Wednesday, December 10, 2014

Vain Repetitions

I started reading "A"-10 this morning, which deals with the Nazi occupation of Paris. So far I have completed each section on the corresponding day. Friday looks like a challenge, with the long section 12. I remember the first time I tried to read the "A" 1 - 23 during Advent two years ago. I didn't finish section 12 on 12/12/12/ as I recall. I do remember that I had a cold.

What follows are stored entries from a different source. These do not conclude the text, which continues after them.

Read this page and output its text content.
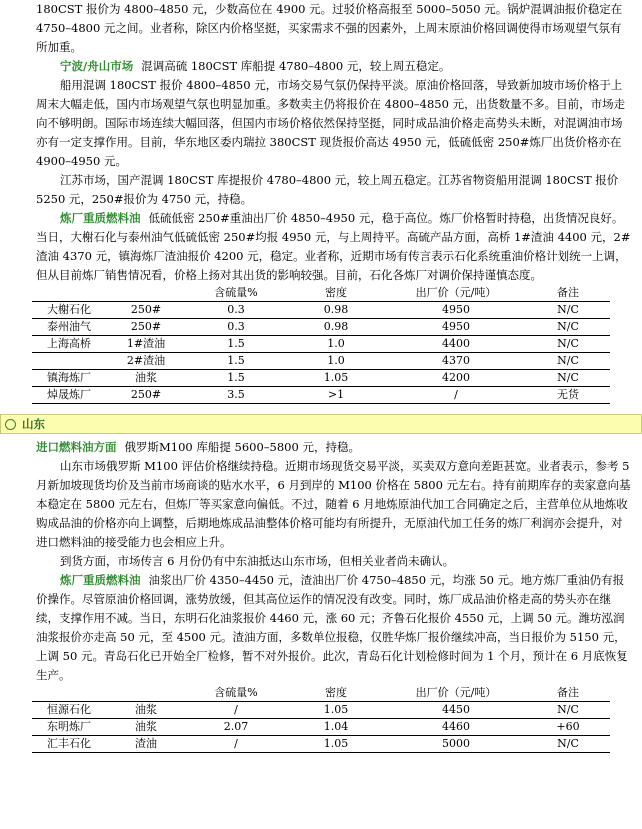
180CST 报价为 4800–4850 元，少数高位在 4900 元。过驳价格高报至 5000–5050 元。锅炉混调油报价稳定在 4750–4800 元之间。业者称，除区内价格坚挺，买家需求不强的因素外，上周末原油价格回调使得市场观望气氛有所加重。
宁波/舟山市场 混调高硫 180CST 库船提 4780–4800 元，较上周五稳定。
船用混调 180CST 报价 4800–4850 元，市场交易气氛仍保持平淡。原油价格回落，导致新加坡市场价格于上周末大幅走低，国内市场观望气氛也明显加重。多数卖主仍将报价在 4800–4850 元，出货数量不多。目前，市场走向不够明朗。国际市场连续大幅回落，但国内市场价格依然保持坚挺，同时成品油价格走高势头未断，对混调油市场亦有一定支撑作用。目前，华东地区委内瑞拉 380CST 现货报价高达 4950 元，低硫低密 250#炼厂出货价格亦在 4900–4950 元。
江苏市场，国产混调 180CST 库提报价 4780–4800 元，较上周五稳定。江苏省物资船用混调 180CST 报价 5250 元，250#报价为 4750 元，持稳。
炼厂重质燃料油 低硫低密 250#重油出厂价 4850–4950 元，稳于高位。炼厂价格暂时持稳，出货情况良好。当日，大榭石化与泰州油气低硫低密 250#均报 4950 元，与上周持平。高硫产品方面，高桥 1#渣油 4400 元，2#渣油 4370 元，镇海炼厂渣油报价 4200 元，稳定。业者称，近期市场有传言表示石化系统重油价格计划统一上调，但从目前炼厂销售情况看，价格上扬对其出货的影响较强。目前，石化各炼厂对调价保持谨慎态度。
		含硫量%	密度	出厂价（元/吨）	备注
大榭石化	250#	0.3	0.98	4950	N/C
泰州油气	250#	0.3	0.98	4950	N/C
上海高桥	1#渣油	1.5	1.0	4400	N/C
	2#渣油	1.5	1.0	4370	N/C
镇海炼厂	油浆	1.5	1.05	4200	N/C
焯晟炼厂	250#	3.5	>1	/	无货
山东
进口燃料油方面 俄罗斯M100 库船提 5600–5800 元，持稳。
山东市场俄罗斯 M100 评估价格继续持稳。近期市场现货交易平淡，买卖双方意向差距甚宽。业者表示，参考 5 月新加坡现货均价及当前市场商谈的贴水水平，6 月到岸的 M100 价格在 5800 元左右。持有前期库存的卖家意向基本稳定在 5800 元左右，但炼厂等买家意向偏低。不过，随着 6 月地炼原油代加工合同确定之后，主营单位从地炼收购成品油的价格亦向上调整，后期地炼成品油整体价格可能均有所提升，无原油代加工任务的炼厂利润亦会提升，对进口燃料油的接受能力也会相应上升。
到货方面，市场传言 6 月份仍有中东油抵达山东市场，但相关业者尚未确认。
炼厂重质燃料油 油浆出厂价 4350–4450 元，渣油出厂价 4750–4850 元，均涨 50 元。地方炼厂重油仍有报价操作。尽管原油价格回调，涨势放缓，但其高位运作的情况没有改变。同时，炼厂成品油价格走高的势头亦在继续，支撑作用不减。当日，东明石化油浆报价 4460 元，涨 60 元；齐鲁石化报价 4550 元，上调 50 元。潍坊泓润油浆报价亦走高 50 元，至 4500 元。渣油方面，多数单位报稳，仅胜华炼厂报价继续冲高，当日报价为 5150 元，上调 50 元。青岛石化已开始全厂检修，暂不对外报价。此次，青岛石化计划检修时间为 1 个月，预计在 6 月底恢复生产。
		含硫量%	密度	出厂价（元/吨）	备注
恒源石化	油浆	/	1.05	4450	N/C
东明炼厂	油浆	2.07	1.04	4460	+60
汇丰石化	渣油	/	1.05	5000	N/C
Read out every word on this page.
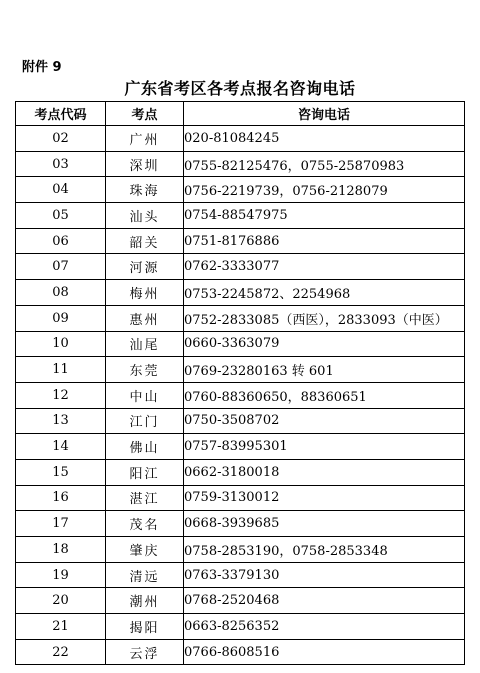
附件 9
广东省考区各考点报名咨询电话
考点代码	考点	咨询电话
02	广州	020-81084245
03	深圳	0755-82125476，0755-25870983
04	珠海	0756-2219739，0756-2128079
05	汕头	0754-88547975
06	韶关	0751-8176886
07	河源	0762-3333077
08	梅州	0753-2245872、2254968
09	惠州	0752-2833085（西医），2833093（中医）
10	汕尾	0660-3363079
11	东莞	0769-23280163 转 601
12	中山	0760-88360650，88360651
13	江门	0750-3508702
14	佛山	0757-83995301
15	阳江	0662-3180018
16	湛江	0759-3130012
17	茂名	0668-3939685
18	肇庆	0758-2853190，0758-2853348
19	清远	0763-3379130
20	潮州	0768-2520468
21	揭阳	0663-8256352
22	云浮	0766-8608516
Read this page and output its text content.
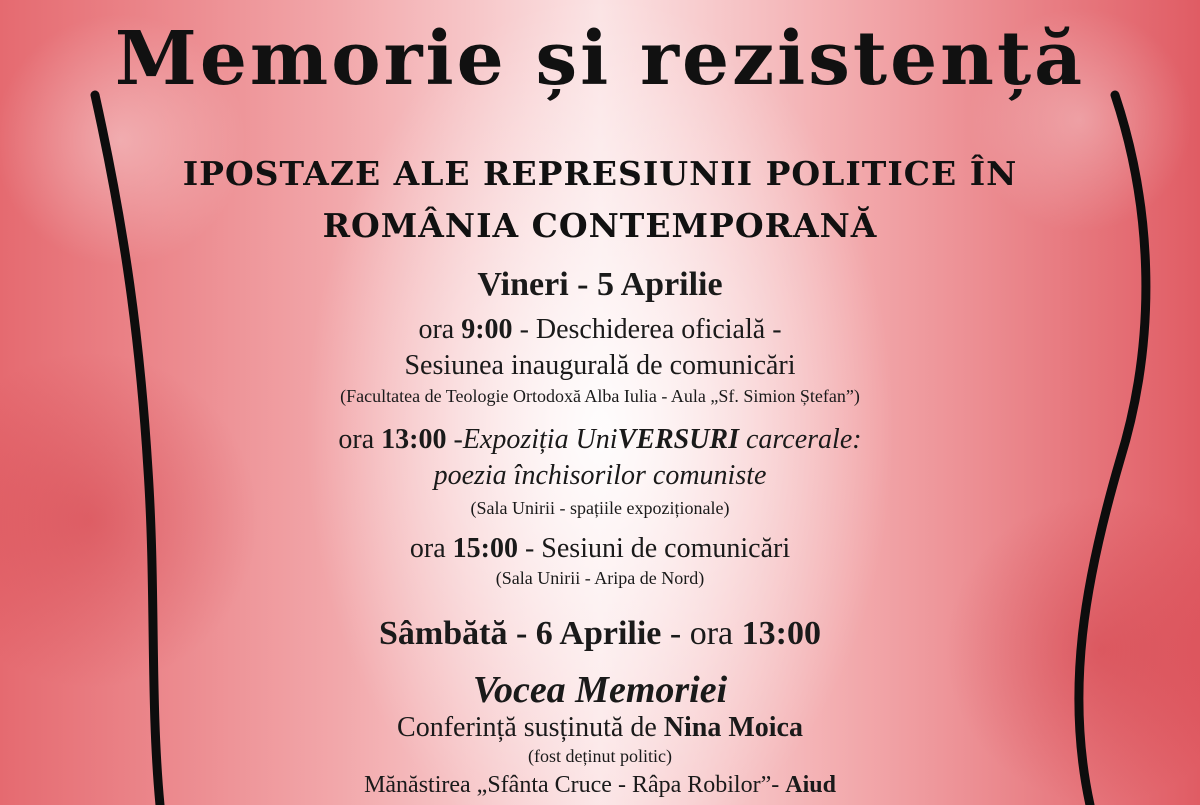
Memorie și rezistență
IPOSTAZE ALE REPRESIUNII POLITICE ÎN
ROMÂNIA CONTEMPORANĂ
Vineri - 5 Aprilie
ora 9:00 - Deschiderea oficială -
Sesiunea inaugurală de comunicări
(Facultatea de Teologie Ortodoxă Alba Iulia - Aula „Sf. Simion Ștefan”)
ora 13:00 -Expoziția UniVERSURI carcerale:
poezia închisorilor comuniste
(Sala Unirii - spațiile expoziționale)
ora 15:00 - Sesiuni de comunicări
(Sala Unirii - Aripa de Nord)
Sâmbătă - 6 Aprilie - ora 13:00
Vocea Memoriei
Conferință susținută de Nina Moica
(fost deținut politic)
Mănăstirea „Sfânta Cruce - Râpa Robilor”- Aiud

Two years ago I read Barry Ahearn's book on "A" while reading the poem, and that helped me understand it. Last year the memory of the Ahearn book still seemed fresh. This year the poem makes less sense to me. You might say, why not reread the Ahearn? Well, I don't want to rely on his interpretations too much. I want to confront the poem on its own terms. I remember that Roland McHugh devoted a few years to Finnegans Wake before reading any of the secondary materials. Hugh Kenner said of Peter Makin's wonderful book Pound's Cantos that Makin never lost sight of the Cantos' difficulties.

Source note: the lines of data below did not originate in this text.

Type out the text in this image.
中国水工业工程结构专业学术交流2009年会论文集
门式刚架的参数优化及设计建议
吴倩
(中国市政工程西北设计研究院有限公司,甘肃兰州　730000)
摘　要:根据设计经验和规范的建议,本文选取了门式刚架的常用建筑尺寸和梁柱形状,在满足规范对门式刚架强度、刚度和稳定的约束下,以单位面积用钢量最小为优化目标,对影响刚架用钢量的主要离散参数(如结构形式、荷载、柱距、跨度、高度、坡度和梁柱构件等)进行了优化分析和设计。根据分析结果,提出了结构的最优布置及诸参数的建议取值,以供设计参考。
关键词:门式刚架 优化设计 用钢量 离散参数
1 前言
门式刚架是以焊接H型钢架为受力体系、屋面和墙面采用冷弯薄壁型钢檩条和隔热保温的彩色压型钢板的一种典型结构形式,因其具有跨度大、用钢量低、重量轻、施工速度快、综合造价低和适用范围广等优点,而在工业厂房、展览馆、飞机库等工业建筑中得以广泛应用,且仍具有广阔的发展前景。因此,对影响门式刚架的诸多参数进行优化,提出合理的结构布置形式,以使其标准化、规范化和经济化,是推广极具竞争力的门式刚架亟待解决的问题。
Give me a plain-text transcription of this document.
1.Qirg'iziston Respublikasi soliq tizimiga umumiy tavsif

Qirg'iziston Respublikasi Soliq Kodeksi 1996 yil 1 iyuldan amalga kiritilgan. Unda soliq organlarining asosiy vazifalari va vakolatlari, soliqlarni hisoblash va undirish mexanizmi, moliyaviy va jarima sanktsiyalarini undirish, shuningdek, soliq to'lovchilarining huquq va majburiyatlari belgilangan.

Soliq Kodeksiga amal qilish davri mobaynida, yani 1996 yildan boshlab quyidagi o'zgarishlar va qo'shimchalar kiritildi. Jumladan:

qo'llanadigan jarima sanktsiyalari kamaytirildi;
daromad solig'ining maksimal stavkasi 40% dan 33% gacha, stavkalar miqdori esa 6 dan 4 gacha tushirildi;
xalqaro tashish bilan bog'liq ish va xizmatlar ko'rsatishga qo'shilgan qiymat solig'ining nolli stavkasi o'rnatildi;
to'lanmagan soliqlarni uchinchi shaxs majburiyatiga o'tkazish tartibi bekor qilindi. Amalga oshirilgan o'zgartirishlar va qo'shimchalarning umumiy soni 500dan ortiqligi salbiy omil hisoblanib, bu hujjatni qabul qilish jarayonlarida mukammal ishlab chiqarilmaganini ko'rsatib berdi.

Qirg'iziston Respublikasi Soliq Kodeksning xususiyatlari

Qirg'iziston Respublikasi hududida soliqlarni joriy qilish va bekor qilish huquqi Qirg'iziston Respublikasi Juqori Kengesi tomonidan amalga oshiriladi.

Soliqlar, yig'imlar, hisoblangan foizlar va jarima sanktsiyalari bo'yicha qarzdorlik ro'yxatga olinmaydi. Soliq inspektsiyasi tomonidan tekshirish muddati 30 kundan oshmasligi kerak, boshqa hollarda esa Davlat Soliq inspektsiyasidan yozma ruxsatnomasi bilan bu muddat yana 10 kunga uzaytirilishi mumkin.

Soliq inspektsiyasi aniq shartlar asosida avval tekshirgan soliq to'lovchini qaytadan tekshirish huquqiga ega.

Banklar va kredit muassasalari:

Wednesday, December 3, 2014

Catullus 21

Well, I don't get much sense from the Zukofskys' translation. They chose against frankness in their translation, although they capture much of the music of the Latin.  I just finished reading a book called How to Read a Latin Poem - If You Can't Read Latin Yet, from which I learned that classical Latin authors tended to avoid explicit sexual language in love poems, but they used if profusely in poems of invective such as Catullus 21.

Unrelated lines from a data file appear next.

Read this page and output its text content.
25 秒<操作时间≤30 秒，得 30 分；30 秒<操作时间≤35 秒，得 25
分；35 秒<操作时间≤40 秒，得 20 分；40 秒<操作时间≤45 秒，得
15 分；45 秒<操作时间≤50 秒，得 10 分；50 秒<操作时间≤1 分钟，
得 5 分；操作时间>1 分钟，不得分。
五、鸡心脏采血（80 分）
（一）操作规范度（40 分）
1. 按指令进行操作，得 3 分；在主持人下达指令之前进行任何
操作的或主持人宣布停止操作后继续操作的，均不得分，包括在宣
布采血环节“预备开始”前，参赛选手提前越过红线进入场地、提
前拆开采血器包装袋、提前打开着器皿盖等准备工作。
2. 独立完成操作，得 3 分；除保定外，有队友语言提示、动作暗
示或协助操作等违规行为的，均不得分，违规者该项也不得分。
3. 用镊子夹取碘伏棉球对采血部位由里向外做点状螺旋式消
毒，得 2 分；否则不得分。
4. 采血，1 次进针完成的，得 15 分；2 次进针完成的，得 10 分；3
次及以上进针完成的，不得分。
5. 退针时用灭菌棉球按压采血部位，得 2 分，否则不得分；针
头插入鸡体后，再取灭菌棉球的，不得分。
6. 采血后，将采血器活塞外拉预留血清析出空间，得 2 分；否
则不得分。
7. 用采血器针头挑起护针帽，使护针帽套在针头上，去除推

I've begun my annual Advent reading of "A". It has put me in the mood to listen to Bach. Some people, like Pound, Zukofsky, and Michael Johnson, see Bach as the greatest composer in the European tradition. Others, like Robert Anton Wilson and myself, tend to see Beethoven in that position. I thought about this driving into work this morning. I think the composers I first fell in love with prepared me to prefer Beethoven to Bach (much as I love Bach's music). A teacher in first grade played Haydn's Surprise Symphony for us, and I thought it the greatest thing I'd ever heard. I grudgingly approved of Beethoven at the time because he studied with my man Haydn. I studiously avoided the fact that Beethoven didn't like Haydn as a teacher and had few kind word for Haydn until the end of Beethoven's life.  A few years later I glanced at a collection of light classical music from my parents' collection and noticed a composer who shared my last name. Wagner and Haydn lay the groundwork, and I started listening to Beethoven around seventh grade, an eight track of Van Cliburn playing some famous sonatas.  I really fell for Beethoven at eighteen. I had a cold and stayed home from my summer job at IBM. I put on Toscanini's recording of the Seventh Symphony and entered a whole new world.